Audible.com is a technology company that produces, sells, and markets audiobooks. The audiobooks from Audible.com are purchased through its online platform and can be streamed or downloaded through its proprietary app. Audible was established in 1995 and has over 150 employees. Audible was purchased for $300 million dollars by Amazon.com in 2008. Audible has a library of over 200,000 English-Language audiobooks. This relatively long history and extensive catalog make Audible a good source of data for audiobooks. The web pages for audiobooks also have a consistent format easing the difficulty of scraping.
Using the Scrapy framework, I scraped data from the Audible website on English-language audiobooks. This table was used to populate a table that included data about the book along with the ratings and number of ratings. The data collected from the page is shown below.
The scraper was setup to start on the first page listing links audiobooks. Each audiobook link was followed and the data downloaded and returned to the original page. The link to the next page was followed using recursion until the final page is reached. Using this process, a table of ~203,000 audiobooks was generated. Of these, ~42,000 audiobooks were never reviewed. With several hundred more having only Overall reviews. Only books with complete reviews are included in charts with reviews, while the entire dataset is included for charts characterizing the data.
The distribution of the overall rating, performance ratings, and story ratings are shown below. The most common rating for an audiobook is 4 for all categories. The second most common is a 5 for the performance rating and between 4 and 5 for the overall rating. These indicate the ratings are not equally distributed between the lower ratings are not given often. Thus, most rated books should be skewed high. Since people do not usually purchase books, they do not expect to enjoy this is not surprising.
The number of ratings per book shows a sharp peak at 1. Of the ~150,000 rated books on Audible, most have a single rating. The few ratings per book indicate why the distribution of ratings (above) has strong peaks at the integer values. Note that the rating distribution (below) removes all ratings over 1500 for clarity.
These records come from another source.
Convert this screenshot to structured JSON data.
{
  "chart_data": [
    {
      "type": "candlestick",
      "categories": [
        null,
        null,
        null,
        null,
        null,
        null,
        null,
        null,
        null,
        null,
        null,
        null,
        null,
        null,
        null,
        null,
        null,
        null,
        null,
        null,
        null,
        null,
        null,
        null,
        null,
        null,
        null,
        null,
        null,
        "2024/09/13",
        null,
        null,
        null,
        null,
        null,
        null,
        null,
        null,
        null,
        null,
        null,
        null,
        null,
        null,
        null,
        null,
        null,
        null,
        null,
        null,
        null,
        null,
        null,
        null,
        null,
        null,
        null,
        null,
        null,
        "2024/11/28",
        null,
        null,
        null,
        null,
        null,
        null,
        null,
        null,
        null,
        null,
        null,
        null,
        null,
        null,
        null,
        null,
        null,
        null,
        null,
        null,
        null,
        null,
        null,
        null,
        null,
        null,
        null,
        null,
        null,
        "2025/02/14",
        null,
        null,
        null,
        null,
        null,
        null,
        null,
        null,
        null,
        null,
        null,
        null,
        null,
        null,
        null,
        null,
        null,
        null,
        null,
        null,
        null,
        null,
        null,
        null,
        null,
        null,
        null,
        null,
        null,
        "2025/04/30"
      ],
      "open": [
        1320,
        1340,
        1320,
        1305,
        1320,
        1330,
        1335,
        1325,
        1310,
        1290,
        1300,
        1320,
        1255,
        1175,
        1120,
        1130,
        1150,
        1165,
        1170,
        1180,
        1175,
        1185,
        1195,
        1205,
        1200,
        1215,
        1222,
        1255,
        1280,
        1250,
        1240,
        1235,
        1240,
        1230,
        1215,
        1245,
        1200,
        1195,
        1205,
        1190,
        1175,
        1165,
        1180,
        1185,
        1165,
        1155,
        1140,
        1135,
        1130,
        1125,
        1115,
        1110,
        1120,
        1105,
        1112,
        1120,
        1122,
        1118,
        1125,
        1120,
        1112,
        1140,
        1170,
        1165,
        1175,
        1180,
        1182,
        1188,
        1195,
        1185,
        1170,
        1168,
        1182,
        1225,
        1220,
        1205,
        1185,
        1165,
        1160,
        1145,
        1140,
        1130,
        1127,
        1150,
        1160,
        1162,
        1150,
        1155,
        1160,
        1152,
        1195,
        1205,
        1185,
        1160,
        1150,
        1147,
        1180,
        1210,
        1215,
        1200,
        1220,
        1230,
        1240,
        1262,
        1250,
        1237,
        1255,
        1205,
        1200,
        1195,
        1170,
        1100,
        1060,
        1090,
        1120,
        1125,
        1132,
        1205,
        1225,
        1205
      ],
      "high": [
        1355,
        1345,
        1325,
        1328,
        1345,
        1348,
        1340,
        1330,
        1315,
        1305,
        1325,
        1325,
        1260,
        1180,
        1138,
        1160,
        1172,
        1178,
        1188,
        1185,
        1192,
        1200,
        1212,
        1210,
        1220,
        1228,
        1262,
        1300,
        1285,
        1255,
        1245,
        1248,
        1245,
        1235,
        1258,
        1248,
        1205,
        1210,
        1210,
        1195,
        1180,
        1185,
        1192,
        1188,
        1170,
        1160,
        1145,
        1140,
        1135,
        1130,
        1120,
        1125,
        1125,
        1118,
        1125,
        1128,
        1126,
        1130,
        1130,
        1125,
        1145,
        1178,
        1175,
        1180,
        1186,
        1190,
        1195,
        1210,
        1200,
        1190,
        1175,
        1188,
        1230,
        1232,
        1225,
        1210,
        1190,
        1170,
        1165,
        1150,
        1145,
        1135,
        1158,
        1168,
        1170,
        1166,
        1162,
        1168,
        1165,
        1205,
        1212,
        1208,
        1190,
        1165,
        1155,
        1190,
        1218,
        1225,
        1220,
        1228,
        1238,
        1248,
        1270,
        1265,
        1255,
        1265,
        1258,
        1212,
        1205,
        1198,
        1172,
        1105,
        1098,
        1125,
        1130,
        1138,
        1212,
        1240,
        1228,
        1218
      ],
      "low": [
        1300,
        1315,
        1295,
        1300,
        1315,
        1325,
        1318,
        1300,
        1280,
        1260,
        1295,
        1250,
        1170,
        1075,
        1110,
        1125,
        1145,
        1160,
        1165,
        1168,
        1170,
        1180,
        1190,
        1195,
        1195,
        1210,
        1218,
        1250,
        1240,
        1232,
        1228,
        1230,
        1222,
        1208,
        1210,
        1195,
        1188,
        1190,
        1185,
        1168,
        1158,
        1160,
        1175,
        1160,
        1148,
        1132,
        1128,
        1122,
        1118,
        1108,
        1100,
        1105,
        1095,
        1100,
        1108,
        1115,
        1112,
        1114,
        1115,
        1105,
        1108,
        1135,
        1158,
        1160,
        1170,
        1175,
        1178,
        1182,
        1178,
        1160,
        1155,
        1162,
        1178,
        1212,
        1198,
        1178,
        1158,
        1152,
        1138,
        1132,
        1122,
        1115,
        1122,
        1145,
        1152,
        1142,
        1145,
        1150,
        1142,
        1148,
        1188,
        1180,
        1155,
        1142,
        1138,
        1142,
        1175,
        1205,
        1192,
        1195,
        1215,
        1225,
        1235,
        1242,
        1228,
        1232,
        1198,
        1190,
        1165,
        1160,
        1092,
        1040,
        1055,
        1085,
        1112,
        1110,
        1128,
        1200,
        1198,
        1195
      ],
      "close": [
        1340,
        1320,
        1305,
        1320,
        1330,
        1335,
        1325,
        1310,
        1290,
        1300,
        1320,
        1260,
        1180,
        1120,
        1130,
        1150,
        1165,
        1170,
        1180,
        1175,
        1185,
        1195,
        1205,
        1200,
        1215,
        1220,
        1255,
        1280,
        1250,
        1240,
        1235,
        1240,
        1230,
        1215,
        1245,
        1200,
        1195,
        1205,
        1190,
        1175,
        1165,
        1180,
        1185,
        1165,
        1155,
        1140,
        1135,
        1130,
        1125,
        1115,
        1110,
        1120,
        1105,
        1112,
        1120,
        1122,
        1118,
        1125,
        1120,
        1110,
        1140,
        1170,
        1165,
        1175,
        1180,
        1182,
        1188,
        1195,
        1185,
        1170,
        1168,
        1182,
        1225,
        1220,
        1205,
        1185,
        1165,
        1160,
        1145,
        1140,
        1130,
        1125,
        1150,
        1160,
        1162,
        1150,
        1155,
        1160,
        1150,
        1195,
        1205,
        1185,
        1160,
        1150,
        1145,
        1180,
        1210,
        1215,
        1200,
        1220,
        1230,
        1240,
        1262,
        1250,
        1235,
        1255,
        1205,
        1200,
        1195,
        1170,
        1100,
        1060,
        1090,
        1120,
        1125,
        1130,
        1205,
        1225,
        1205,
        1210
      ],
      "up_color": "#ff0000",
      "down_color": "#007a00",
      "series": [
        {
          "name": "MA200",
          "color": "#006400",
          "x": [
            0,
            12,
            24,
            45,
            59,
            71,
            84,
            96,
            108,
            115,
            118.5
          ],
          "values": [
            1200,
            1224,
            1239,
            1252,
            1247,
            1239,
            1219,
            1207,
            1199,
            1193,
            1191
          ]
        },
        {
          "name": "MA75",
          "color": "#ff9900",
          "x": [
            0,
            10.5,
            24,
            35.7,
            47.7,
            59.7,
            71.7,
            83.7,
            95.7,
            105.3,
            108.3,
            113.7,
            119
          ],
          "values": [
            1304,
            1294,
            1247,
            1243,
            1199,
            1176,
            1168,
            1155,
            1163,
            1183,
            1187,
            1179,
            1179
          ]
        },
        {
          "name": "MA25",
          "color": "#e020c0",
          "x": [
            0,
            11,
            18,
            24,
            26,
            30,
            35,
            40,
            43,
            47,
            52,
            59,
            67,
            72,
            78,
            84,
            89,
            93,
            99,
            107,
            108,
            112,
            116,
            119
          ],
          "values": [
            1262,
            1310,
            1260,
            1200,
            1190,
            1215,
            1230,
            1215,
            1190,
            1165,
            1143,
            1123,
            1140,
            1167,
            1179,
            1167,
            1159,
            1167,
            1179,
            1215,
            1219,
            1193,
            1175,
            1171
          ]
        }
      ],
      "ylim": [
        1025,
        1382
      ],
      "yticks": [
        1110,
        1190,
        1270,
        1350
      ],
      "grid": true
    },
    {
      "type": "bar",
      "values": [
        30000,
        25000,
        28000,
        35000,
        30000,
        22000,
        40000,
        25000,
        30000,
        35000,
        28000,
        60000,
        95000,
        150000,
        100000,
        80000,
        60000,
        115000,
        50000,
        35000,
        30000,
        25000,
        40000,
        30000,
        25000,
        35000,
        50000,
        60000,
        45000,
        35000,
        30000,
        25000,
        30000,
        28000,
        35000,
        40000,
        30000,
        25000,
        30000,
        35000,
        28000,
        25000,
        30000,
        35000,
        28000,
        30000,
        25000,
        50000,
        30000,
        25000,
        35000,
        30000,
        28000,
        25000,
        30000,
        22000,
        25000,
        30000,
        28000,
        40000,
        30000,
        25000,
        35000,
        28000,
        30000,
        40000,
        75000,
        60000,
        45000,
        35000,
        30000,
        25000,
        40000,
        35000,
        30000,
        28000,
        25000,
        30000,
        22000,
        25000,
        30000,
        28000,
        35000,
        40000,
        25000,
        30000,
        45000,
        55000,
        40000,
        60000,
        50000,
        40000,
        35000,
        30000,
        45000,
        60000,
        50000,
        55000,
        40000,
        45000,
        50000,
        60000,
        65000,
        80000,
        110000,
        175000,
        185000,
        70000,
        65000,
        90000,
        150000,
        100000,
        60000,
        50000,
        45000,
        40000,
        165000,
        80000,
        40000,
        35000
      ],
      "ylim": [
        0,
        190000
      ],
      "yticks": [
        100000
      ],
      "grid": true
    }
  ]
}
Book length is a possible critical measure, longer books may be rated lower due to length. I plotted the density of the overall rating vs. the length in minutes (below) with the outliers removed (2 standard deviations from the mean length). From the plot, it is easy to see that longer books are not rated lower than shorter books. The trend is reverse with longer books having a higher rating than shorter books.
We can plot the overall rating against the performance rating and the story rating using a density plot to examine the relationship between these variables. As seen below, there is a very clear linear relationship between these variables. This correlation indicates both the story and the performance are correlated with the overall rating. This can be confirmed by the correlation coefficients, overall-performance 0.81, and overall-story 0.88. Once could tentatively conclude that while both are important, the story is more correlated with the overall score and is more important.
To future explore the validity of the result I checked the correlation between the performance and the story ratings. This value also shows a strong linear relationship and has a high correlation coefficient of 0.78. This correlation indicates that one cannot make a definite determination based on the correlation to either performance or story as one variable could determine the other.
To understand which is more important we need to consider cases where one is held constant while the other can vary. One method is to find books with multiple narrators. The stories in these books don’t change, but the narrators are different. I explored 158 books with multiple narrators. These books have overall, story and performance rating that are almost same for each book but vary with a narrator. It only a few cases did the ratings diverge. This we can conclude that the perception of the story is determined by the performance and the performance rating helps to determine both the overall and the story rating. Writes should carefully consider who narrators their story to have a rating the story deserves.